Julie Gerberding

Dr. Julie Gerberding was a panelist on the Forum’s discussion about Breakthroughs in Disease Treatment.

In her six years as the first woman director of the Centers for Disease Control and Prevention (CDC), Julie Louise Gerberding, M.D., M.P.H. guided the nation’s leading health protection agency through an era of rapid growth, globalization and innovative transformation.

The AIDS epidemic in the early 1980s placed Gerberding on the front lines of HIV care at the University of California at San Francisco (UCSF), leading her to pioneer research in preventing occupational HIV transmission. She joined CDC in 1998 as director of the Division of Healthcare Quality Promotion where she led patient safety programs and national efforts to combat infections and antimicrobial resistance in healthcare settings.
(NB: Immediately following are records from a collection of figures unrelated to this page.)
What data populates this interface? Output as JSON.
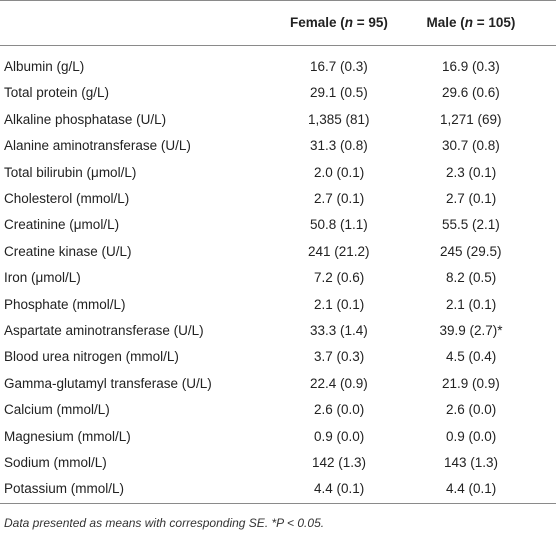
{
  "table": {
    "columns": [
      [
        "Female (",
        "n",
        " = 95)"
      ],
      [
        "Male (",
        "n",
        " = 105)"
      ]
    ],
    "rows": [
      [
        "Albumin (g/L)",
        "16.7 (0.3)",
        "16.9 (0.3)"
      ],
      [
        "Total protein (g/L)",
        "29.1 (0.5)",
        "29.6 (0.6)"
      ],
      [
        "Alkaline phosphatase (U/L)",
        "1,385 (81)",
        "1,271 (69)"
      ],
      [
        "Alanine aminotransferase (U/L)",
        "31.3 (0.8)",
        "30.7 (0.8)"
      ],
      [
        "Total bilirubin (μmol/L)",
        "2.0 (0.1)",
        "2.3 (0.1)"
      ],
      [
        "Cholesterol (mmol/L)",
        "2.7 (0.1)",
        "2.7 (0.1)"
      ],
      [
        "Creatinine (μmol/L)",
        "50.8 (1.1)",
        "55.5 (2.1)"
      ],
      [
        "Creatine kinase (U/L)",
        "241 (21.2)",
        "245 (29.5)"
      ],
      [
        "Iron (μmol/L)",
        "7.2 (0.6)",
        "8.2 (0.5)"
      ],
      [
        "Phosphate (mmol/L)",
        "2.1 (0.1)",
        "2.1 (0.1)"
      ],
      [
        "Aspartate aminotransferase (U/L)",
        "33.3 (1.4)",
        "39.9 (2.7)*"
      ],
      [
        "Blood urea nitrogen (mmol/L)",
        "3.7 (0.3)",
        "4.5 (0.4)"
      ],
      [
        "Gamma-glutamyl transferase (U/L)",
        "22.4 (0.9)",
        "21.9 (0.9)"
      ],
      [
        "Calcium (mmol/L)",
        "2.6 (0.0)",
        "2.6 (0.0)"
      ],
      [
        "Magnesium (mmol/L)",
        "0.9 (0.0)",
        "0.9 (0.0)"
      ],
      [
        "Sodium (mmol/L)",
        "142 (1.3)",
        "143 (1.3)"
      ],
      [
        "Potassium (mmol/L)",
        "4.4 (0.1)",
        "4.4 (0.1)"
      ]
    ],
    "footnote": "Data presented as means with corresponding SE. *P < 0.05."
  }
}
It was her timely and commanding response to the anthrax bioterrorism events in 2001, however, that led to her appointment as CDC director in July 2002.
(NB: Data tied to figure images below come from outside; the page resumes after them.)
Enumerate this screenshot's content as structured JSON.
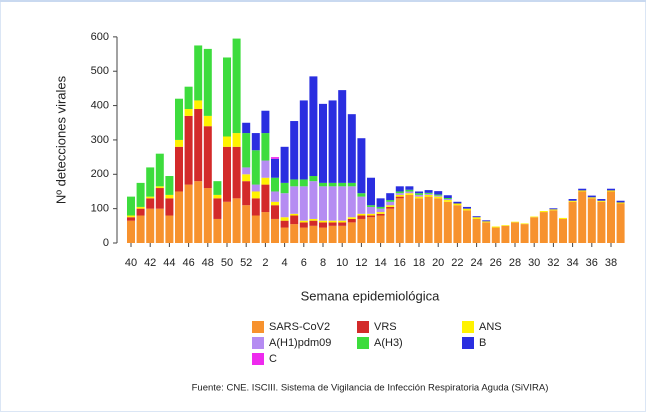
{
  "chart_data": {
    "type": "stacked_bar",
    "y_label": "Nº detecciones virales",
    "x_label": "Semana epidemiológica",
    "source": "Fuente: CNE. ISCIII. Sistema de Vigilancia de Infección Respiratoria Aguda (SiVIRA)",
    "categories": [
      "40",
      null,
      "42",
      null,
      "44",
      null,
      "46",
      null,
      "48",
      null,
      "50",
      null,
      "52",
      null,
      "2",
      null,
      "4",
      null,
      "6",
      null,
      "8",
      null,
      "10",
      null,
      "12",
      null,
      "14",
      null,
      "16",
      null,
      "18",
      null,
      "20",
      null,
      "22",
      null,
      "24",
      null,
      "26",
      null,
      "28",
      null,
      "30",
      null,
      "32",
      null,
      "34",
      null,
      "36",
      null,
      "38",
      null
    ],
    "ylim": [
      0,
      620
    ],
    "yticks": [
      0,
      100,
      200,
      300,
      400,
      500,
      600
    ],
    "series": [
      {
        "name": "SARS-CoV2",
        "color": "#f7922e",
        "values": [
          65,
          80,
          100,
          100,
          80,
          150,
          170,
          180,
          160,
          70,
          120,
          130,
          110,
          80,
          90,
          70,
          45,
          55,
          45,
          50,
          45,
          50,
          50,
          60,
          70,
          75,
          80,
          100,
          130,
          140,
          130,
          135,
          130,
          120,
          110,
          95,
          70,
          60,
          45,
          50,
          60,
          55,
          75,
          90,
          95,
          70,
          120,
          150,
          130,
          120,
          150,
          115
        ]
      },
      {
        "name": "VRS",
        "color": "#d32a2a",
        "values": [
          10,
          20,
          30,
          60,
          50,
          130,
          200,
          210,
          180,
          60,
          160,
          150,
          70,
          50,
          80,
          40,
          20,
          25,
          15,
          15,
          15,
          10,
          10,
          10,
          10,
          5,
          5,
          5,
          5,
          0,
          0,
          0,
          0,
          0,
          0,
          0,
          0,
          0,
          0,
          0,
          0,
          0,
          0,
          0,
          0,
          0,
          0,
          0,
          0,
          0,
          0,
          0
        ]
      },
      {
        "name": "ANS",
        "color": "#fff200",
        "values": [
          5,
          5,
          5,
          5,
          10,
          20,
          20,
          25,
          30,
          10,
          30,
          40,
          20,
          20,
          20,
          10,
          10,
          5,
          5,
          5,
          5,
          5,
          5,
          5,
          5,
          5,
          5,
          5,
          5,
          5,
          5,
          5,
          5,
          5,
          5,
          5,
          5,
          3,
          3,
          2,
          2,
          2,
          2,
          3,
          3,
          3,
          3,
          3,
          3,
          3,
          3,
          3
        ]
      },
      {
        "name": "A(H1)pdm09",
        "color": "#b58cf2",
        "values": [
          0,
          0,
          0,
          0,
          0,
          0,
          0,
          0,
          0,
          0,
          0,
          0,
          20,
          20,
          50,
          30,
          70,
          80,
          100,
          110,
          100,
          100,
          100,
          90,
          50,
          20,
          10,
          10,
          5,
          5,
          5,
          3,
          3,
          3,
          0,
          0,
          0,
          0,
          0,
          0,
          0,
          0,
          0,
          0,
          0,
          0,
          0,
          0,
          0,
          0,
          0,
          0
        ]
      },
      {
        "name": "A(H3)",
        "color": "#3ddc3d",
        "values": [
          55,
          70,
          85,
          95,
          55,
          120,
          65,
          160,
          195,
          40,
          230,
          275,
          100,
          100,
          80,
          40,
          30,
          20,
          20,
          15,
          10,
          10,
          10,
          10,
          10,
          5,
          5,
          5,
          5,
          5,
          5,
          3,
          3,
          3,
          0,
          0,
          0,
          0,
          0,
          0,
          0,
          0,
          0,
          0,
          0,
          0,
          0,
          0,
          0,
          0,
          0,
          0
        ]
      },
      {
        "name": "B",
        "color": "#2a2ee0",
        "values": [
          0,
          0,
          0,
          0,
          0,
          0,
          0,
          0,
          0,
          0,
          0,
          0,
          30,
          50,
          65,
          55,
          105,
          170,
          230,
          290,
          230,
          240,
          270,
          200,
          160,
          80,
          25,
          20,
          15,
          10,
          5,
          8,
          10,
          8,
          5,
          5,
          3,
          3,
          0,
          0,
          0,
          0,
          0,
          0,
          3,
          0,
          5,
          5,
          5,
          5,
          5,
          5
        ]
      },
      {
        "name": "C",
        "color": "#ee2aee",
        "values": [
          0,
          0,
          0,
          0,
          0,
          0,
          0,
          0,
          0,
          0,
          0,
          0,
          0,
          0,
          0,
          5,
          0,
          0,
          0,
          0,
          0,
          0,
          0,
          0,
          0,
          0,
          0,
          0,
          0,
          0,
          0,
          0,
          0,
          0,
          0,
          0,
          0,
          0,
          0,
          0,
          0,
          0,
          0,
          0,
          0,
          0,
          0,
          0,
          0,
          0,
          0,
          0
        ]
      }
    ]
  }
}
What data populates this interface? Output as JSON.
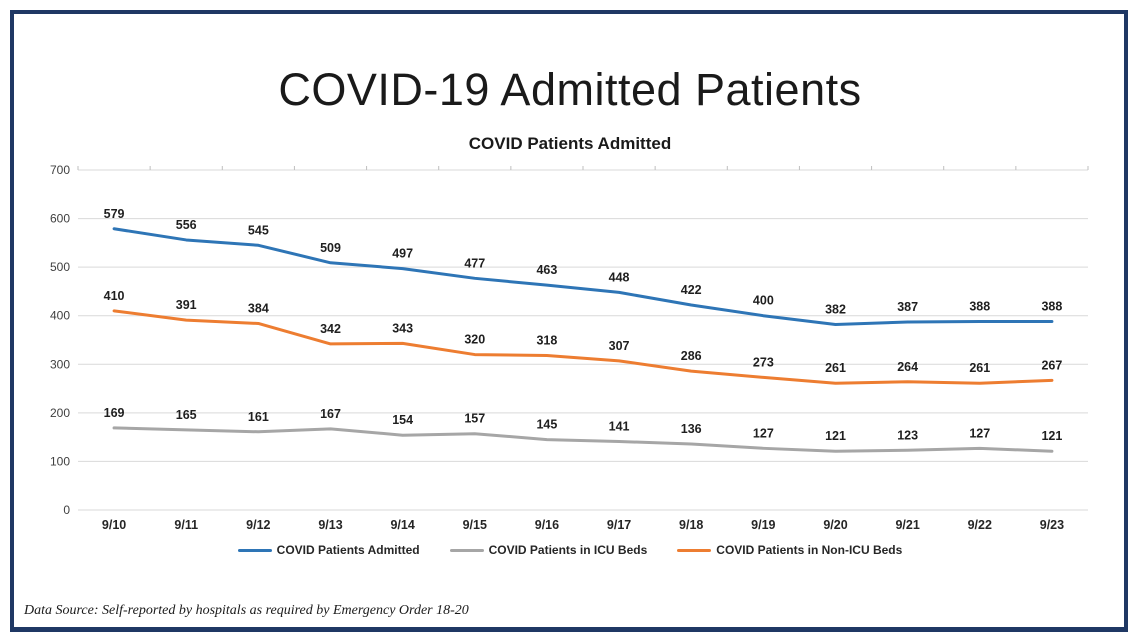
{
  "page": {
    "title": "COVID-19 Admitted Patients",
    "footer": "Data Source: Self-reported by hospitals as required by Emergency Order 18-20",
    "border_color": "#1F3864"
  },
  "chart_data": {
    "type": "line",
    "title": "COVID Patients Admitted",
    "categories": [
      "9/10",
      "9/11",
      "9/12",
      "9/13",
      "9/14",
      "9/15",
      "9/16",
      "9/17",
      "9/18",
      "9/19",
      "9/20",
      "9/21",
      "9/22",
      "9/23"
    ],
    "series": [
      {
        "name": "COVID Patients Admitted",
        "color": "#2E75B6",
        "values": [
          579,
          556,
          545,
          509,
          497,
          477,
          463,
          448,
          422,
          400,
          382,
          387,
          388,
          388
        ]
      },
      {
        "name": "COVID Patients in ICU Beds",
        "color": "#A6A6A6",
        "values": [
          169,
          165,
          161,
          167,
          154,
          157,
          145,
          141,
          136,
          127,
          121,
          123,
          127,
          121
        ]
      },
      {
        "name": "COVID Patients in Non-ICU Beds",
        "color": "#ED7D31",
        "values": [
          410,
          391,
          384,
          342,
          343,
          320,
          318,
          307,
          286,
          273,
          261,
          264,
          261,
          267
        ]
      }
    ],
    "ylim": [
      0,
      700
    ],
    "ytick_interval": 100,
    "grid": true,
    "gridline_color": "#D9D9D9",
    "tick_color": "#BFBFBF",
    "data_labels": true,
    "legend_position": "bottom"
  }
}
From then until January 2009, Gerberding oversaw a $10 billion budget that supported a workforce of 15,000 people in more than 45 countries during a dramatic expansion of CDC’s portfolio to encompass preparedness and response to bioterrorism, pandemics and other emerging global health threats. In addition, she led a strategic restructuring of CDC to develop new national scientific centers for research in health marketing, public health informatics and zoonotic diseases and implemented a $1.6 billion capital improvement program. Together with state and local public health and private sector partners, Gerberding helped launch the “Alliance to Make US Healthiest,” a grass roots social movement to expand health system reform efforts to emphasize health promotion and prevention.

After graduating magna cum laude in Chemistry and Biology and then earning her Doctor of Medicine degree at Case Western Reserve University, Gerberding completed her residency in Internal Medicine at UCSF. She served as chief medical resident before completing her fellowship in Clinical Pharmacology and Infectious Diseases there and then went on to obtain her Master of Public Health degree at the University of California, Berkeley. She is currently an associate professor of Medicine at UCSF and a clinical professor of Medicine at Emory University and continues to provide care for patients at San Francisco General Hospital.

Gerberding’s accomplishments as a public health scientist, innovator and communicator have earned her numerous leadership awards and accolades. She is an elected member of both the Institute of Medicine and the National Academy of Public Administration. In 2005, TIME magazine named her as one of the “100 Most Influential People in the World” for her leadership in modernizing CDC in the face of unprecedented health threats like bioterrorism and SARS. Forbes magazine listed her among the “100 Most Powerful Women in the World” each year from 2005 to 2008, a testament to her leadership of CDC’s global expansion. Gerberding also received the “Surgeon General’s Medallion”, the highest honor bestowed by the United States Public Health Service, for actions of exceptional achievement for the cause of public health and medicine.